New teaching style means no homework for some local students
With couches instead of desks, laptops instead of pencils and two teachers instead of one, it’s not your typical classroom. But fourth-grader Carson Burnett is loving every minute of it.
"When I saw this room, I was like, oh! I was bug-eyed," says Carson.
Out of all the places to sit, the couch is Carson’s favorite.
"It reminds me of home," says Carson.
That was the goal when teachers Shannon Hamlet and Katee Adams knocked down a wall that was separating their classrooms at Sharpe Elementary School. Now, they have one giant fourth grade classroom.
"Having the same comfort level they have at home," says Hamlet. "Feeling comfortable where they’re at, feeling assured that people care about them, bringing that over into school."

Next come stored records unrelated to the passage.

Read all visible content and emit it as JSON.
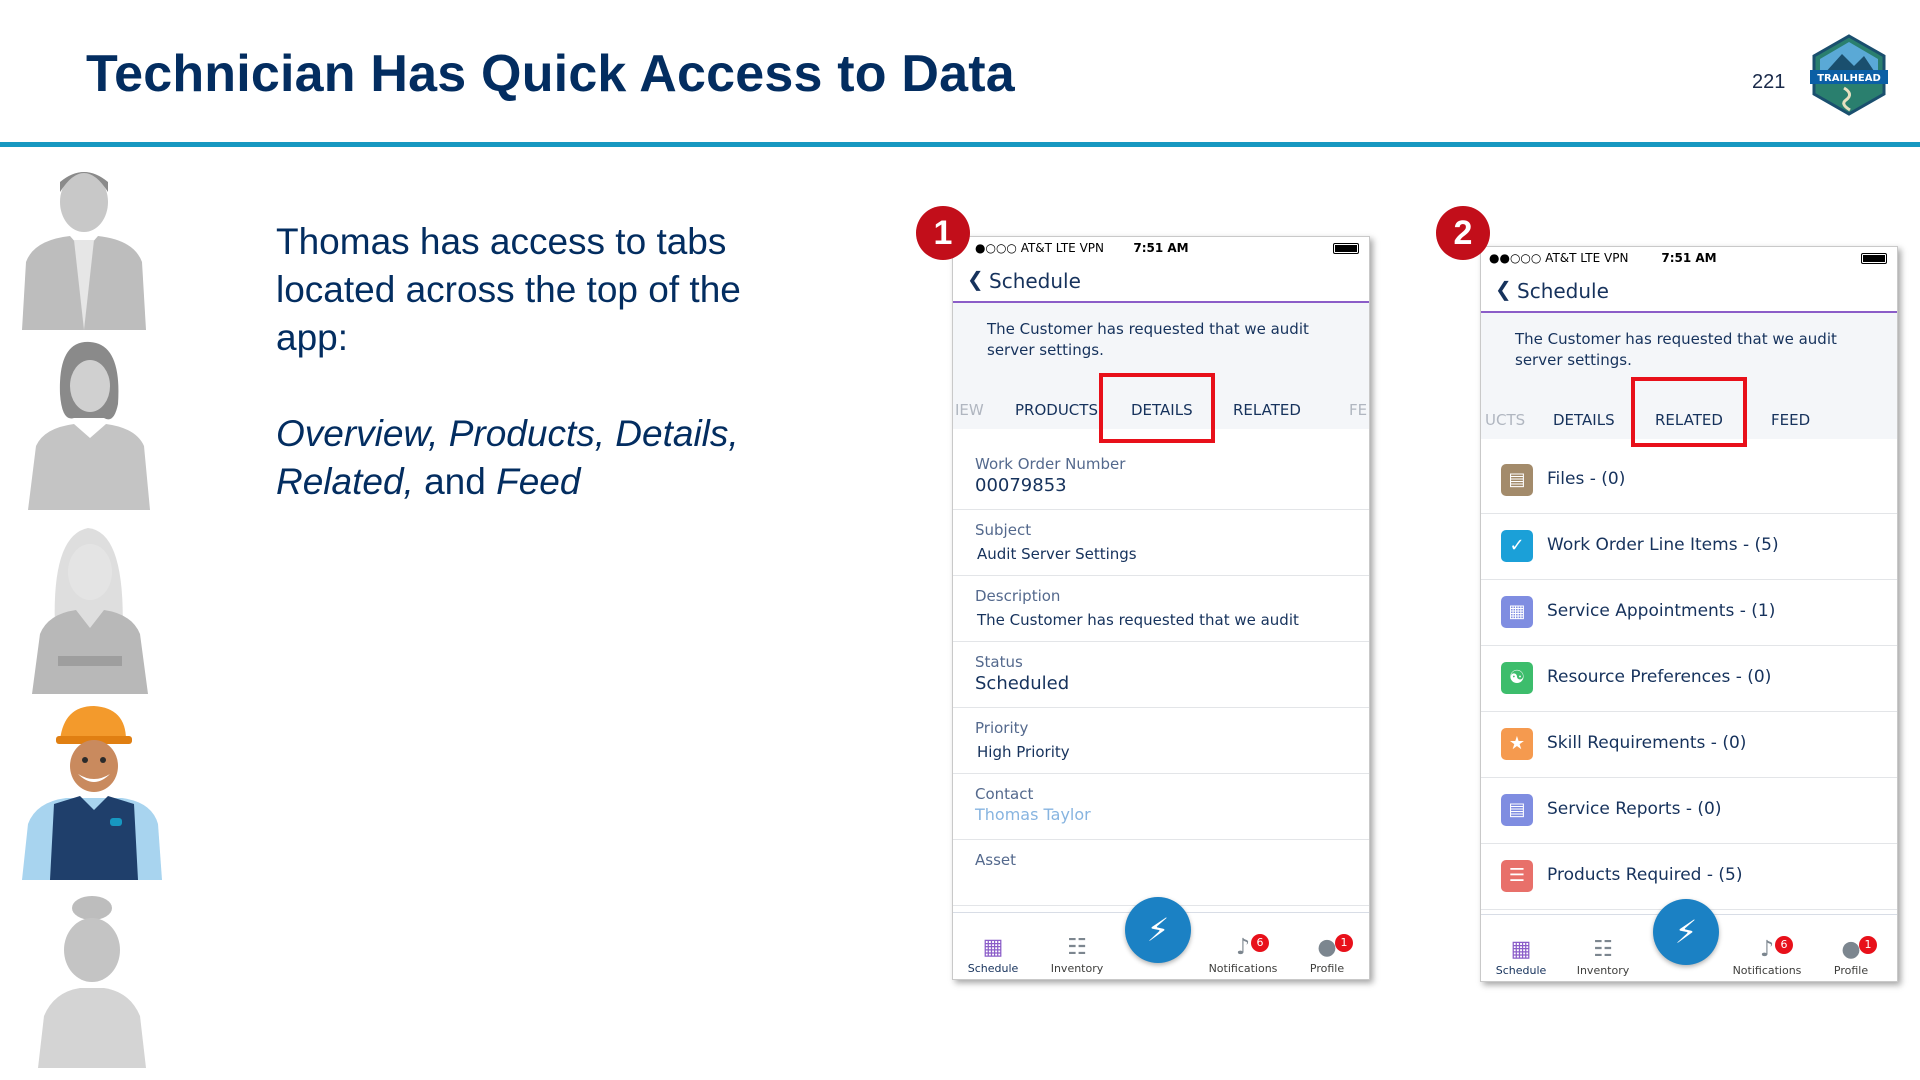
{
  "slide": {
    "title": "Technician Has Quick Access to Data",
    "page_number": "221",
    "logo_text": "TRAILHEAD",
    "body_line1": "Thomas has access to tabs located across the top of the app:",
    "tabs_italic_1": "Overview, Products, Details,",
    "tabs_italic_2": "Related,",
    "tabs_and": " and ",
    "tabs_italic_3": "Feed"
  },
  "phone1": {
    "step": "1",
    "carrier": "●○○○ AT&T  LTE  VPN",
    "time": "7:51 AM",
    "back_label": "Schedule",
    "description": "The Customer has requested that we audit server settings.",
    "tabs": [
      "IEW",
      "PRODUCTS",
      "DETAILS",
      "RELATED",
      "FE"
    ],
    "fields": [
      {
        "label": "Work Order Number",
        "value": "00079853"
      },
      {
        "label": "Subject",
        "value": "Audit Server Settings"
      },
      {
        "label": "Description",
        "value": "The Customer has requested that we audit"
      },
      {
        "label": "Status",
        "value": "Scheduled"
      },
      {
        "label": "Priority",
        "value": "High Priority"
      },
      {
        "label": "Contact",
        "value": "Thomas Taylor"
      },
      {
        "label": "Asset",
        "value": ""
      }
    ]
  },
  "phone2": {
    "step": "2",
    "carrier": "●●○○○ AT&T  LTE  VPN",
    "time": "7:51 AM",
    "back_label": "Schedule",
    "description": "The Customer has requested that we audit server settings.",
    "tabs": [
      "UCTS",
      "DETAILS",
      "RELATED",
      "FEED"
    ],
    "related": [
      {
        "label": "Files - (0)",
        "icon": "file-icon",
        "color": "#a38b6b"
      },
      {
        "label": "Work Order Line Items - (5)",
        "icon": "checklist-icon",
        "color": "#1ba0d8"
      },
      {
        "label": "Service Appointments - (1)",
        "icon": "appointment-icon",
        "color": "#7f8de1"
      },
      {
        "label": "Resource Preferences - (0)",
        "icon": "preference-icon",
        "color": "#3dbd6c"
      },
      {
        "label": "Skill Requirements - (0)",
        "icon": "skill-icon",
        "color": "#f59a4f"
      },
      {
        "label": "Service Reports - (0)",
        "icon": "report-icon",
        "color": "#7f8de1"
      },
      {
        "label": "Products Required - (5)",
        "icon": "products-icon",
        "color": "#e8706a"
      }
    ]
  },
  "bottom_nav": {
    "schedule": "Schedule",
    "inventory": "Inventory",
    "notifications": "Notifications",
    "profile": "Profile",
    "notif_badge": "6",
    "profile_badge": "1"
  },
  "colors": {
    "title": "#032d60",
    "rule": "#1798c1",
    "highlight": "#e8101a",
    "accent_purple": "#8b5dc8",
    "fab_blue": "#1b81c4"
  }
}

This year, Hamlet and Adams are teaming up and using Google Classroom for the first time.
"The Google Classroom is designed for them to be able to work at their own pace, so that it is personalized," says Adams.

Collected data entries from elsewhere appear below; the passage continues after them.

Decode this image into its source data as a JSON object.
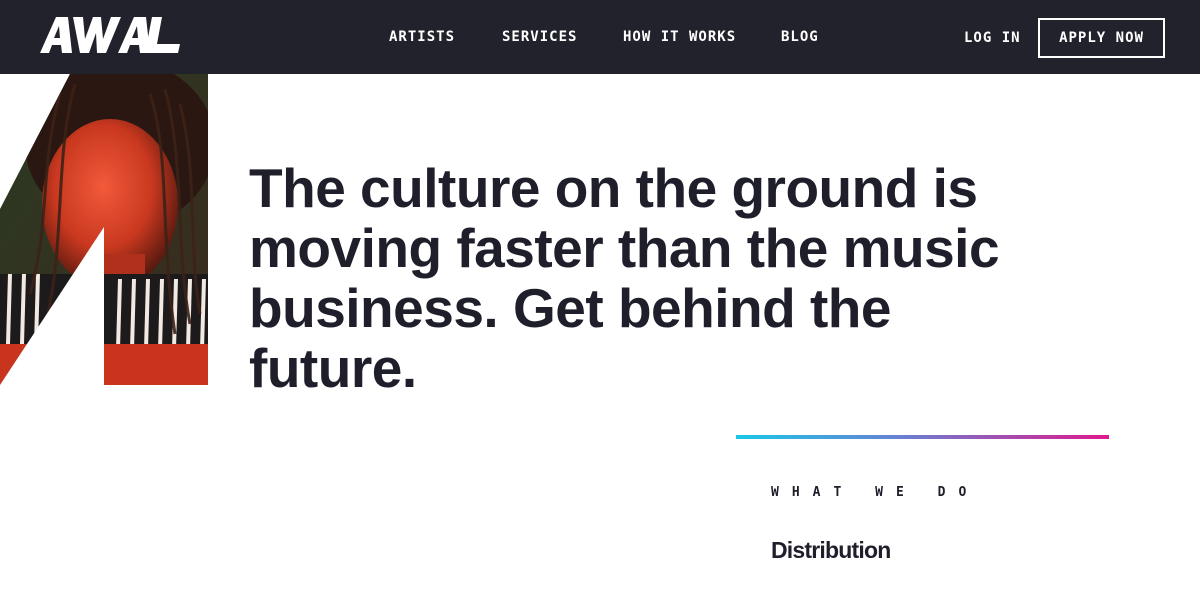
{
  "header": {
    "logo_text": "AWAL",
    "nav": [
      {
        "label": "ARTISTS"
      },
      {
        "label": "SERVICES"
      },
      {
        "label": "HOW IT WORKS"
      },
      {
        "label": "BLOG"
      }
    ],
    "login_label": "LOG IN",
    "apply_label": "APPLY NOW"
  },
  "hero": {
    "headline": "The culture on the ground is moving faster than the music business. Get behind the future."
  },
  "section": {
    "kicker": "WHAT WE DO",
    "title": "Distribution"
  },
  "colors": {
    "nav_bg": "#22222d",
    "text_dark": "#1f1f2b",
    "gradient_start": "#19c8e6",
    "gradient_end": "#e0198c"
  }
}
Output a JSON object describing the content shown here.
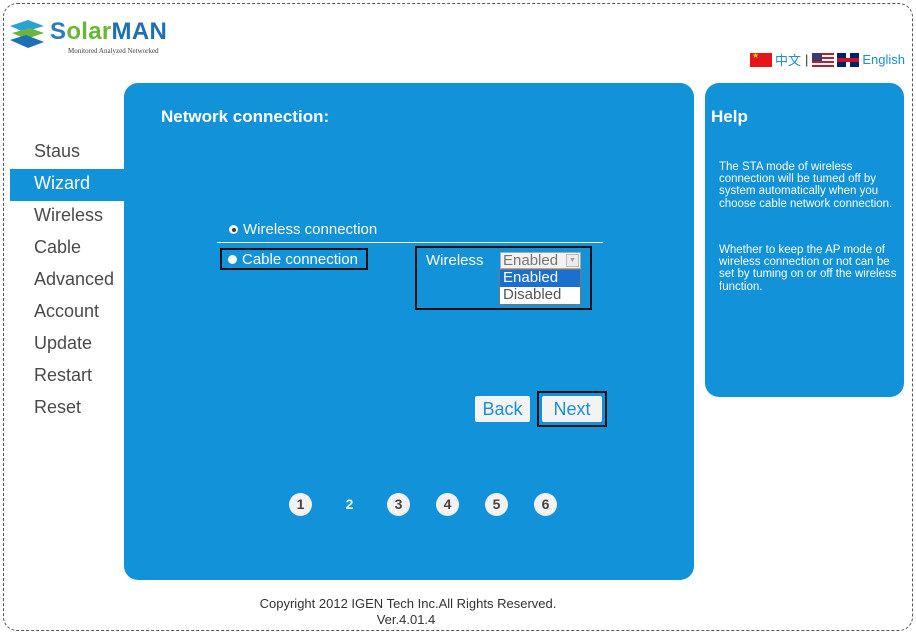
{
  "brand": {
    "name_prefix": "S",
    "name_accent": "olar",
    "name_suffix": "MAN",
    "tagline": "Monitored Analyzed Networked"
  },
  "language": {
    "chinese": "中文",
    "separator": "|",
    "english": "English"
  },
  "sidebar": {
    "items": [
      {
        "label": "Staus",
        "active": false
      },
      {
        "label": "Wizard",
        "active": true
      },
      {
        "label": "Wireless",
        "active": false
      },
      {
        "label": "Cable",
        "active": false
      },
      {
        "label": "Advanced",
        "active": false
      },
      {
        "label": "Account",
        "active": false
      },
      {
        "label": "Update",
        "active": false
      },
      {
        "label": "Restart",
        "active": false
      },
      {
        "label": "Reset",
        "active": false
      }
    ]
  },
  "main": {
    "title": "Network connection:",
    "options": {
      "wireless_label": "Wireless connection",
      "wireless_checked": true,
      "cable_label": "Cable connection",
      "cable_checked": false
    },
    "wireless_select": {
      "label": "Wireless",
      "value": "Enabled",
      "options": [
        "Enabled",
        "Disabled"
      ],
      "highlighted": "Enabled"
    },
    "buttons": {
      "back": "Back",
      "next": "Next"
    },
    "steps": [
      "1",
      "2",
      "3",
      "4",
      "5",
      "6"
    ],
    "current_step": "2"
  },
  "help": {
    "title": "Help",
    "paragraphs": [
      "The STA mode of wireless connection will be tumed off by system automatically when you choose cable network connection.",
      "Whether to keep the AP mode of wireless connection or not can be set by tuming on or off the wireless function."
    ]
  },
  "footer": {
    "copyright": "Copyright   2012 IGEN Tech Inc.All Rights Reserved.",
    "version": "Ver.4.01.4"
  },
  "colors": {
    "panel_blue": "#1292d8",
    "link_blue": "#1a8fd9",
    "brand_green": "#6bb638"
  },
  "icons": [
    "solarman-logo-icon",
    "china-flag-icon",
    "us-flag-icon",
    "uk-flag-icon"
  ]
}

Adams says they’ve also decided not to give out homework this year.
"We just want to make sure that we try other options to meet these students where they need to be met, and we want them to be kids too," says Adams.
Even with no homework, Hamlet says students are staying on track and are excited about learning.
"We don’t normally see that kind of growth until later on in the fall," says Hamlet.
Hamlet and Adams say they’ve received a lot of positive feedback from parents and other teachers.